クロスウェイク75F-SSRのインプレ:良かった点

ここからは、実際に使用して感じた「良かった点」を具体的に紹介します。
結論から言うと、このルアーは「特定の状況下で爆発的な釣果を叩き出す」スペシャリストです。
浅場を攻める釣り人にとって、手放せない武器になる理由を深掘りしていきましょう。

唯一無二の「スネークロール」アクションと引き波

最大の特徴であり、最強の武器がこのアクションです。
ロッドを立ててデッドスロー(超低速)で巻いてみてください。
水面をウネウネと蛇のように泳ぎながら、非常に魅力的な「V字の引き波(ウェイク)」を残します。

この引き波が、イナッコなどのベイトフィッシュが水面をざわつかせている状況と完璧にリンクします。
ルアーを見切るようなスレたシーバスや、警戒心の強いランカーサイズでも、この動きには思わず口を使ってしまうことが多いのです。
静かな水面に波紋を残しながら引いてくるドキドキ感は、このルアーならではの楽しみです。

圧倒的なシャロー(浅場)性能

潜行深度が最大でも30cm程度、ロッドを立てれば水面直下~5cmを引くことができます。
これが何を意味するかというと、他のルアーでは根掛かりしてしまうような場所を恐れずに攻められるということです。

例えば、激浅の干潟や、牡蠣瀬(かきせ)の上、ウィード(海藻)が茂るエリアなどです。
「ここに魚がいるのは分かっているのに、ルアーを通せない……」そんなジレンマを解消してくれます。
水深50cmもないようなドシャローで、背びれを出して泳ぐ魚を狙い撃つことが可能です。

マッチ・ザ・ベイト(サイズ感)

シーバス釣りでは、ルアーのサイズ感が釣果を左右することがよくあります。
111mmや90mmのモデルでは大きすぎて反応しない場面でも、75mmなら食わせられることが多々あります。

特に春から初夏にかけてのマイクロベイトパターンや、秋口のイナッコパターンにこのサイズがドンピシャリです。
また、ハイプレッシャーなエリアでは、大きなルアーが見切られやすくなります。
そんな時でも、この一口サイズなら魚に違和感を与えにくく、バイトへと持ち込める確率が高まります。

チニング(クロダイ)にも最強クラス

実はシーバスだけでなく、クロダイ(チヌ)やキビレに対する特効ルアーとしても有名です。
トップウォータープラグ(ポッパーやペンシル)に出きらない時や、フッキングに至らない時に出番です。
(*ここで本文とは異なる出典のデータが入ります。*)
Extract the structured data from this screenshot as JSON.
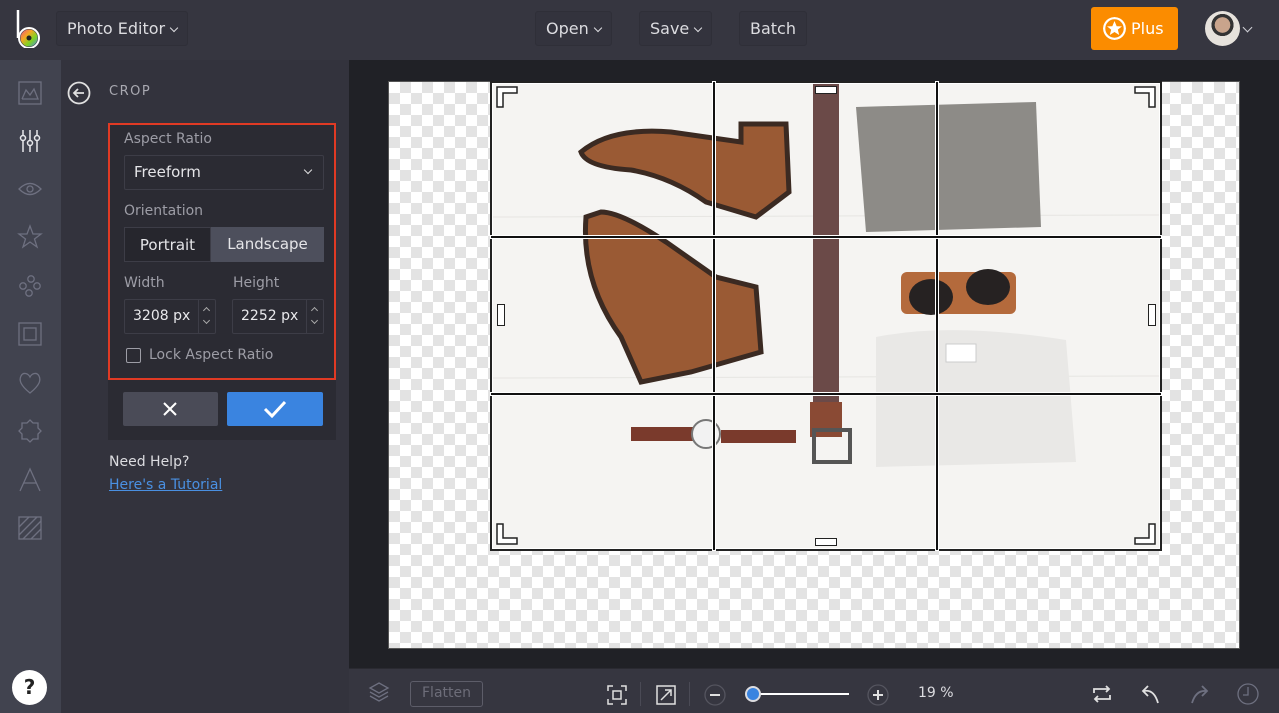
{
  "topbar": {
    "app_menu_label": "Photo Editor",
    "open_label": "Open",
    "save_label": "Save",
    "batch_label": "Batch",
    "plus_label": "Plus",
    "plus_color": "#fb8c00"
  },
  "rail": {
    "items": [
      {
        "name": "image-icon",
        "label": "Image"
      },
      {
        "name": "adjust-sliders-icon",
        "label": "Edit",
        "active": true
      },
      {
        "name": "eye-icon",
        "label": "Effects"
      },
      {
        "name": "star-icon",
        "label": "Touch Up"
      },
      {
        "name": "circles-icon",
        "label": "Artsy"
      },
      {
        "name": "frame-icon",
        "label": "Frames"
      },
      {
        "name": "heart-icon",
        "label": "Graphics"
      },
      {
        "name": "badge-icon",
        "label": "Overlays"
      },
      {
        "name": "text-icon",
        "label": "Text"
      },
      {
        "name": "texture-icon",
        "label": "Textures"
      }
    ],
    "help_label": "?"
  },
  "panel": {
    "title": "CROP",
    "aspect_ratio_label": "Aspect Ratio",
    "aspect_ratio_value": "Freeform",
    "orientation_label": "Orientation",
    "orientation_options": [
      "Portrait",
      "Landscape"
    ],
    "orientation_selected": "Landscape",
    "width_label": "Width",
    "width_value": "3208 px",
    "height_label": "Height",
    "height_value": "2252 px",
    "lock_label": "Lock Aspect Ratio",
    "lock_checked": false,
    "help_title": "Need Help?",
    "help_link": "Here's a Tutorial",
    "highlight_color": "#e03a24",
    "apply_color": "#3a84e0"
  },
  "bottombar": {
    "flatten_label": "Flatten",
    "zoom_value": "19 %",
    "zoom_fraction": 0.0
  }
}
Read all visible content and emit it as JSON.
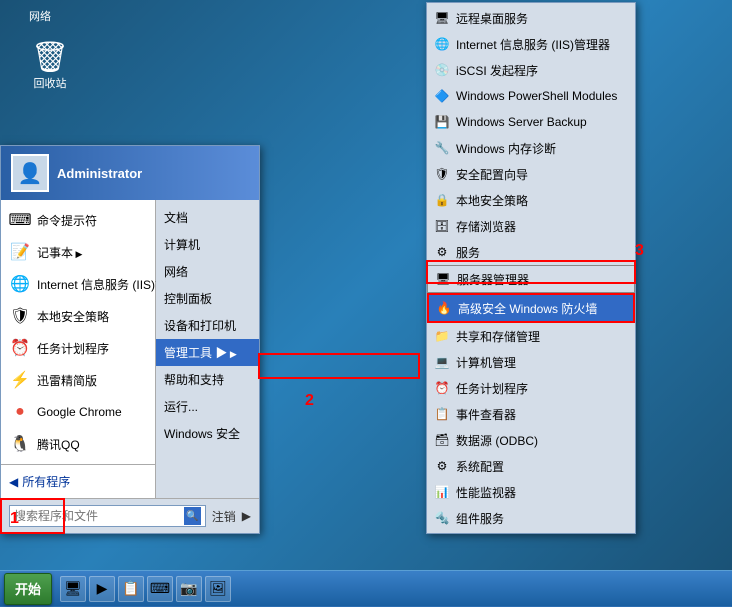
{
  "desktop": {
    "network_label": "网络",
    "recycle_bin_label": "回收站"
  },
  "start_menu": {
    "username": "Administrator",
    "left_items": [
      {
        "icon": "⌨",
        "label": "命令提示符",
        "has_arrow": false
      },
      {
        "icon": "📝",
        "label": "记事本",
        "has_arrow": true
      },
      {
        "icon": "🌐",
        "label": "Internet 信息服务 (IIS)管理器",
        "has_arrow": false
      },
      {
        "icon": "🛡",
        "label": "本地安全策略",
        "has_arrow": false
      },
      {
        "icon": "⏰",
        "label": "任务计划程序",
        "has_arrow": false
      },
      {
        "icon": "⚡",
        "label": "迅雷精简版",
        "has_arrow": false
      },
      {
        "icon": "🌐",
        "label": "Google Chrome",
        "has_arrow": false
      },
      {
        "icon": "🐧",
        "label": "腾讯QQ",
        "has_arrow": false
      }
    ],
    "right_items": [
      {
        "label": "文档"
      },
      {
        "label": "计算机"
      },
      {
        "label": "网络"
      },
      {
        "label": "控制面板"
      },
      {
        "label": "设备和打印机"
      },
      {
        "label": "管理工具",
        "highlighted": true,
        "has_arrow": true
      },
      {
        "label": "帮助和支持"
      },
      {
        "label": "运行..."
      },
      {
        "label": "Windows 安全"
      }
    ],
    "search_placeholder": "搜索程序和文件",
    "all_programs": "所有程序",
    "logout_label": "注销",
    "bottom_arrow": "▶"
  },
  "submenu": {
    "items": [
      {
        "label": "远程桌面服务"
      },
      {
        "label": "Internet 信息服务 (IIS)管理器"
      },
      {
        "label": "iSCSI 发起程序"
      },
      {
        "label": "Windows PowerShell Modules"
      },
      {
        "label": "Windows Server Backup"
      },
      {
        "label": "Windows 内存诊断"
      },
      {
        "label": "安全配置向导"
      },
      {
        "label": "本地安全策略"
      },
      {
        "label": "存储浏览器"
      },
      {
        "label": "服务"
      },
      {
        "label": "服务器管理器"
      },
      {
        "label": "高级安全 Windows 防火墙",
        "highlighted": true
      },
      {
        "label": "共享和存储管理"
      },
      {
        "label": "计算机管理"
      },
      {
        "label": "任务计划程序"
      },
      {
        "label": "事件查看器"
      },
      {
        "label": "数据源 (ODBC)"
      },
      {
        "label": "系统配置"
      },
      {
        "label": "性能监视器"
      },
      {
        "label": "组件服务"
      }
    ]
  },
  "numbers": {
    "n1": "1",
    "n2": "2",
    "n3": "3"
  },
  "taskbar": {
    "start_label": "开始"
  }
}
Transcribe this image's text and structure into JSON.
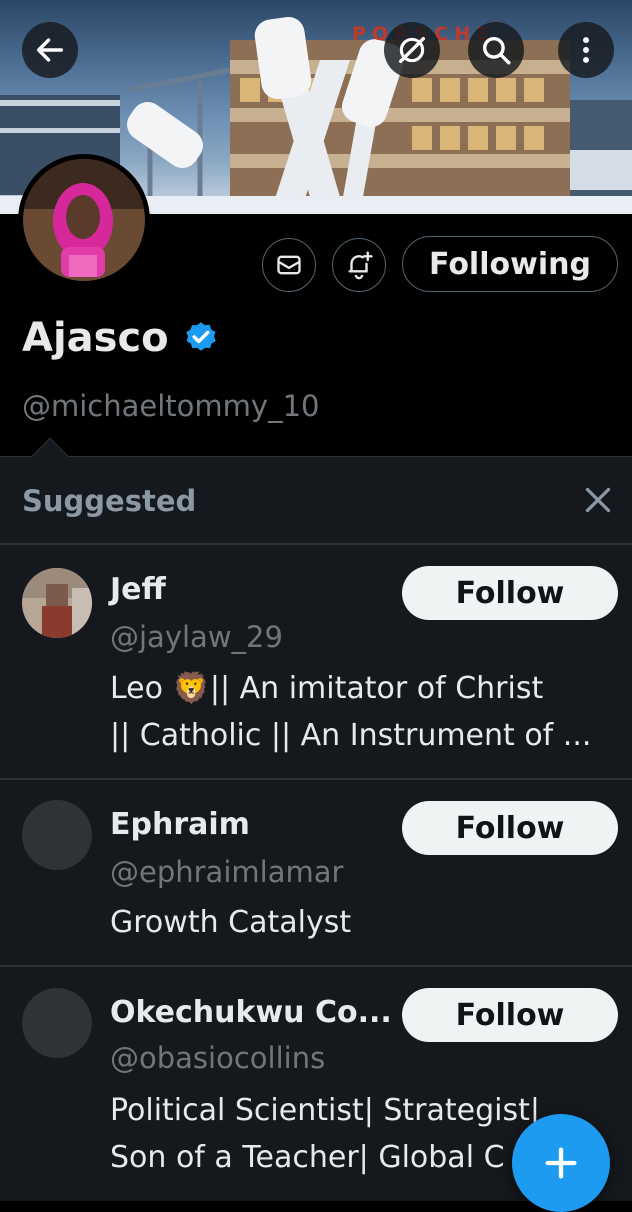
{
  "profile": {
    "display_name": "Ajasco",
    "handle": "@michaeltommy_10",
    "verified": true,
    "following_label": "Following",
    "banner_sign_text": "PORSCHE"
  },
  "icons": {
    "back": "arrow-left-icon",
    "grok": "grok-icon",
    "search": "search-icon",
    "more": "more-vertical-icon",
    "message": "mail-icon",
    "notify": "bell-plus-icon",
    "verified": "verified-badge-icon",
    "close": "close-icon",
    "compose": "plus-icon"
  },
  "suggested": {
    "title": "Suggested",
    "items": [
      {
        "name": "Jeff",
        "handle": "@jaylaw_29",
        "bio_line1": "Leo 🦁|| An imitator of Christ",
        "bio_line2": "|| Catholic || An Instrument of ...",
        "follow_label": "Follow"
      },
      {
        "name": "Ephraim",
        "handle": "@ephraimlamar",
        "bio_line1": "Growth Catalyst",
        "follow_label": "Follow"
      },
      {
        "name": "Okechukwu Co...",
        "handle": "@obasiocollins",
        "bio_line1": "Political Scientist| Strategist|",
        "bio_line2": "Son of a Teacher| Global C",
        "follow_label": "Follow"
      }
    ]
  },
  "colors": {
    "accent": "#1d9bf0",
    "background": "#000000",
    "panel": "#15181c",
    "secondary_text": "#71767b"
  }
}
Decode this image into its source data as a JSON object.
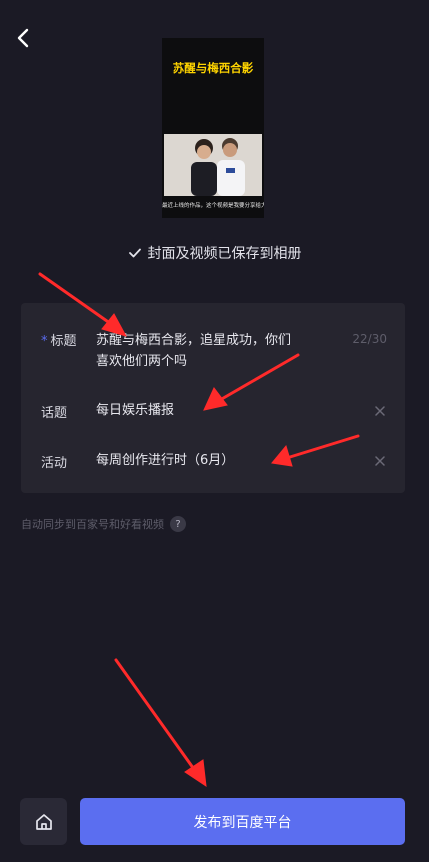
{
  "nav": {
    "back_icon": "chevron-left-icon"
  },
  "cover": {
    "title": "苏醒与梅西合影",
    "caption": "最近上线的作品，这个视频是我要分享给大家的"
  },
  "saved_notice": {
    "icon": "check-icon",
    "text": "封面及视频已保存到相册"
  },
  "form": {
    "title": {
      "required_mark": "*",
      "label": "标题",
      "value_line1": "苏醒与梅西合影，追星成功，你们",
      "value_line2": "喜欢他们两个吗",
      "count": "22/30"
    },
    "topic": {
      "label": "话题",
      "value": "每日娱乐播报",
      "clear_icon": "close-icon"
    },
    "activity": {
      "label": "活动",
      "value": "每周创作进行时（6月）",
      "clear_icon": "close-icon"
    }
  },
  "sync": {
    "text": "自动同步到百家号和好看视频",
    "help": "?"
  },
  "footer": {
    "home_icon": "home-icon",
    "publish_label": "发布到百度平台"
  },
  "colors": {
    "background": "#1b1a25",
    "panel": "#26252f",
    "accent": "#5b6ef0",
    "annotation": "#ff2a2a"
  }
}
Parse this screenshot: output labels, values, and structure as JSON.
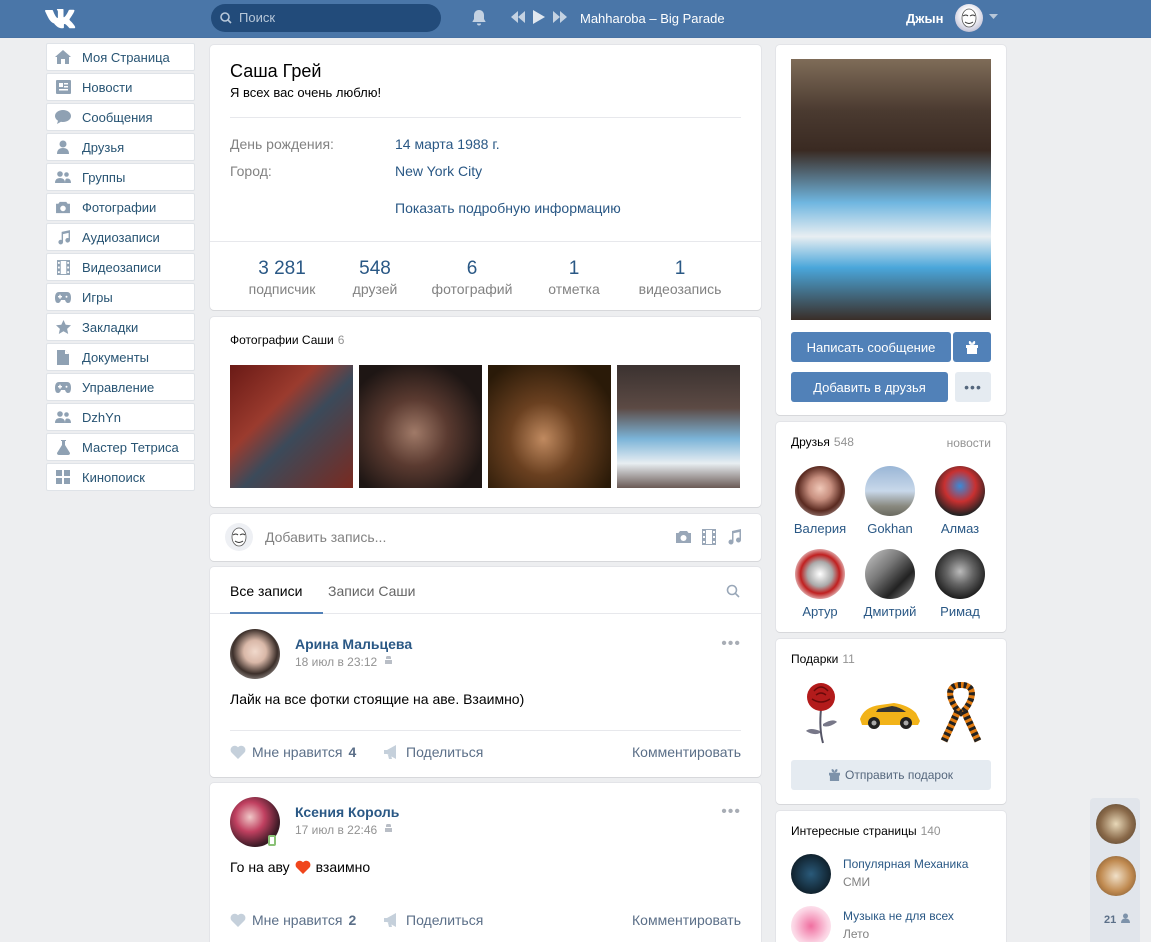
{
  "header": {
    "search_placeholder": "Поиск",
    "track": "Mahharoba – Big Parade",
    "user_name": "Джын"
  },
  "leftnav": {
    "items": [
      {
        "label": "Моя Страница",
        "icon": "home-icon"
      },
      {
        "label": "Новости",
        "icon": "news-icon"
      },
      {
        "label": "Сообщения",
        "icon": "message-icon"
      },
      {
        "label": "Друзья",
        "icon": "user-icon"
      },
      {
        "label": "Группы",
        "icon": "group-icon"
      },
      {
        "label": "Фотографии",
        "icon": "camera-icon"
      },
      {
        "label": "Аудиозаписи",
        "icon": "music-icon"
      },
      {
        "label": "Видеозаписи",
        "icon": "film-icon"
      },
      {
        "label": "Игры",
        "icon": "gamepad-icon"
      },
      {
        "label": "Закладки",
        "icon": "star-icon"
      },
      {
        "label": "Документы",
        "icon": "document-icon"
      },
      {
        "label": "Управление",
        "icon": "gamepad-icon"
      },
      {
        "label": "DzhYn",
        "icon": "group-icon"
      },
      {
        "label": "Мастер Тетриса",
        "icon": "flask-icon"
      },
      {
        "label": "Кинопоиск",
        "icon": "grid-icon"
      }
    ]
  },
  "profile": {
    "name": "Саша Грей",
    "status": "Я всех вас очень люблю!",
    "birthday_label": "День рождения:",
    "birthday_value": "14 марта 1988 г.",
    "city_label": "Город:",
    "city_value": "New York City",
    "more_info": "Показать подробную информацию",
    "counters": [
      {
        "num": "3 281",
        "label": "подписчик"
      },
      {
        "num": "548",
        "label": "друзей"
      },
      {
        "num": "6",
        "label": "фотографий"
      },
      {
        "num": "1",
        "label": "отметка"
      },
      {
        "num": "1",
        "label": "видеозапись"
      }
    ]
  },
  "photos": {
    "title": "Фотографии Саши",
    "count": "6"
  },
  "compose": {
    "placeholder": "Добавить запись..."
  },
  "wall": {
    "tab_all": "Все записи",
    "tab_own": "Записи Саши"
  },
  "posts": [
    {
      "author": "Арина Мальцева",
      "date": "18 июл в 23:12",
      "text": "Лайк на все фотки стоящие на аве. Взаимно)",
      "like_label": "Мне нравится",
      "like_count": "4",
      "share_label": "Поделиться",
      "comment_label": "Комментировать"
    },
    {
      "author": "Ксения Король",
      "date": "17 июл в 22:46",
      "text_before": "Го на аву",
      "text_after": "взаимно",
      "like_label": "Мне нравится",
      "like_count": "2",
      "share_label": "Поделиться",
      "comment_label": "Комментировать"
    }
  ],
  "actions": {
    "write_message": "Написать сообщение",
    "add_friend": "Добавить в друзья"
  },
  "friends": {
    "title": "Друзья",
    "count": "548",
    "news_link": "новости",
    "list": [
      "Валерия",
      "Gokhan",
      "Алмаз",
      "Артур",
      "Дмитрий",
      "Римад"
    ]
  },
  "gifts": {
    "title": "Подарки",
    "count": "11",
    "send_label": "Отправить подарок"
  },
  "pages": {
    "title": "Интересные страницы",
    "count": "140",
    "list": [
      {
        "name": "Популярная Механика",
        "sub": "СМИ"
      },
      {
        "name": "Музыка не для всех",
        "sub": "Лето"
      }
    ]
  },
  "chat": {
    "online_count": "21"
  },
  "colors": {
    "header_bg": "#4a76a8",
    "accent": "#5181b8",
    "link": "#2a5885",
    "page_bg": "#edeef0"
  }
}
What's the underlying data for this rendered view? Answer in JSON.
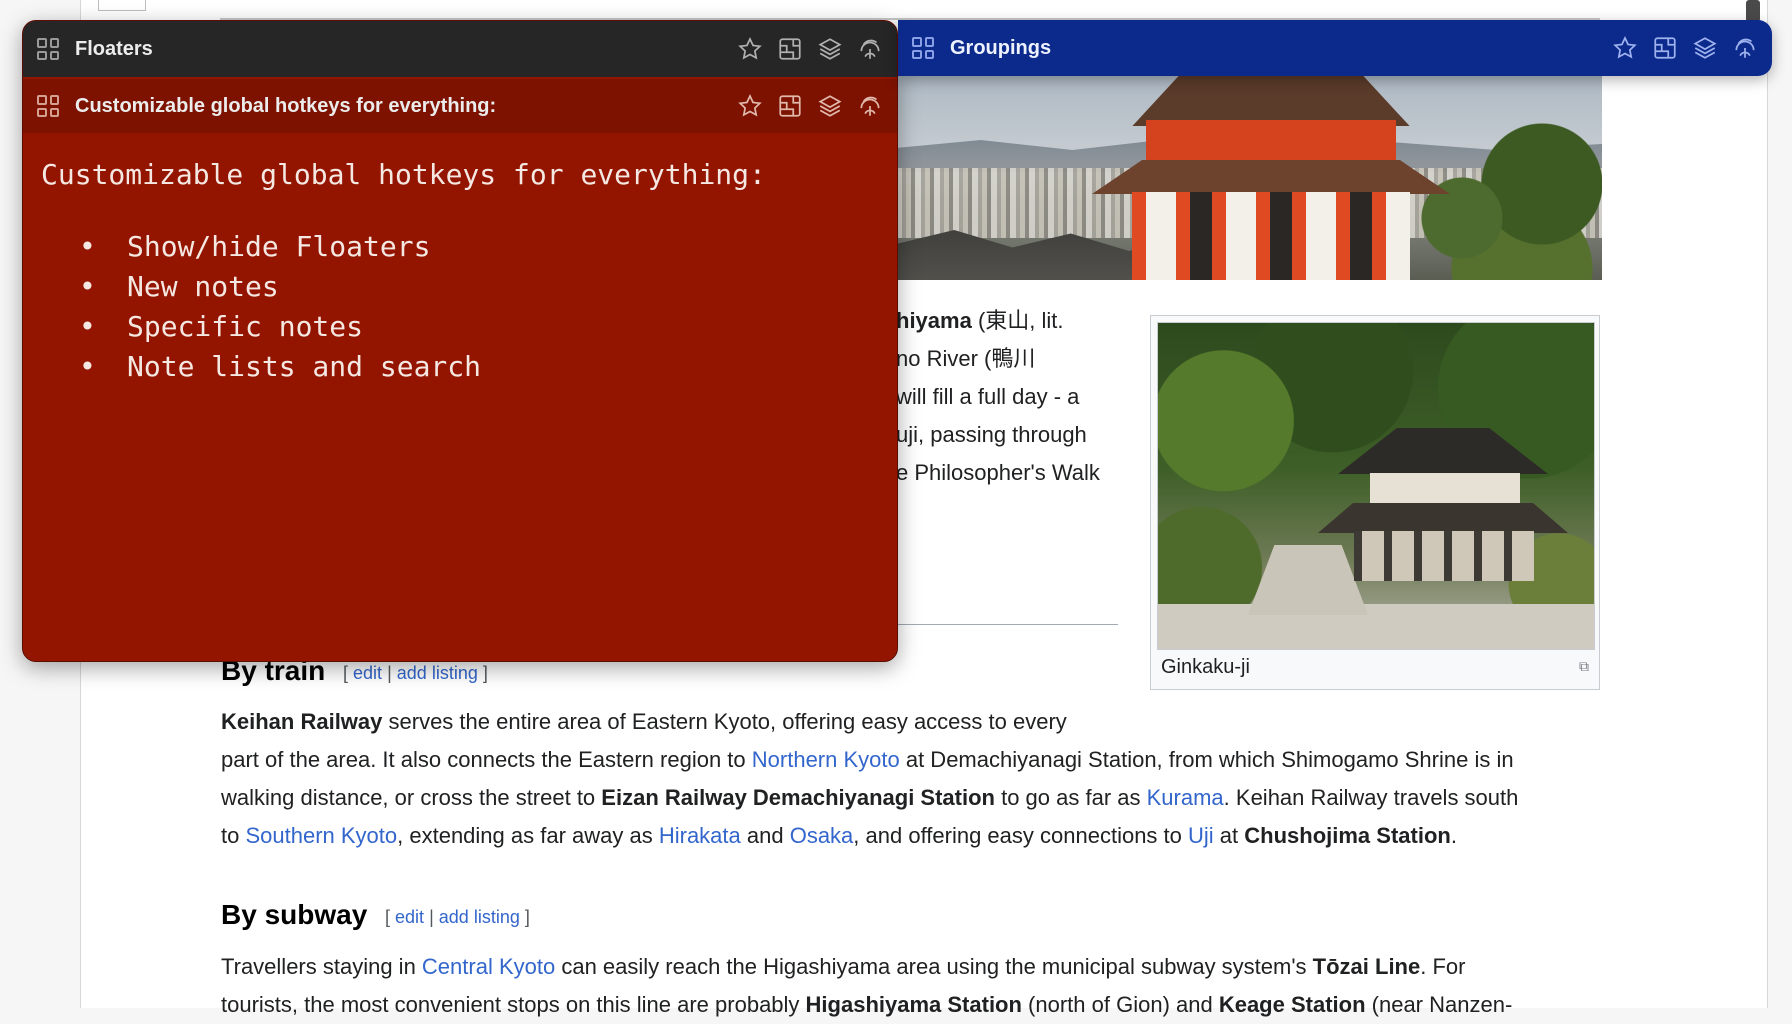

水面直下をウネウネと引いてくると、黒い魚体が後ろからチェイスしてきて強烈にバイトしてきます。
フックサイズが小さいこともあり、クロダイの口にも吸い込まれやすく、チニングアングラーからの支持も厚いルアーです。

レスポンスの良さ

固定重心に近いレスポンスを持ちながら、MAGLOCKシステム(磁着保持)のおかげで、着水直後からアクションが立ち上がります。
これは、岸壁や橋脚の際(きわ)を撃つ釣りにおいて非常に重要です。

着水してすぐに巻き始めないと見切られるような場面や、着水バイトが多発する状況でもしっかりと仕事をしてくれます。
壁際数センチの勝負所でも、狙った通りのコースを引ける操作性の高さは大きなメリットです。

クロスウェイク75F-SSRのインプレ:悪かった点

どんなに優れたルアーにも弱点はあります。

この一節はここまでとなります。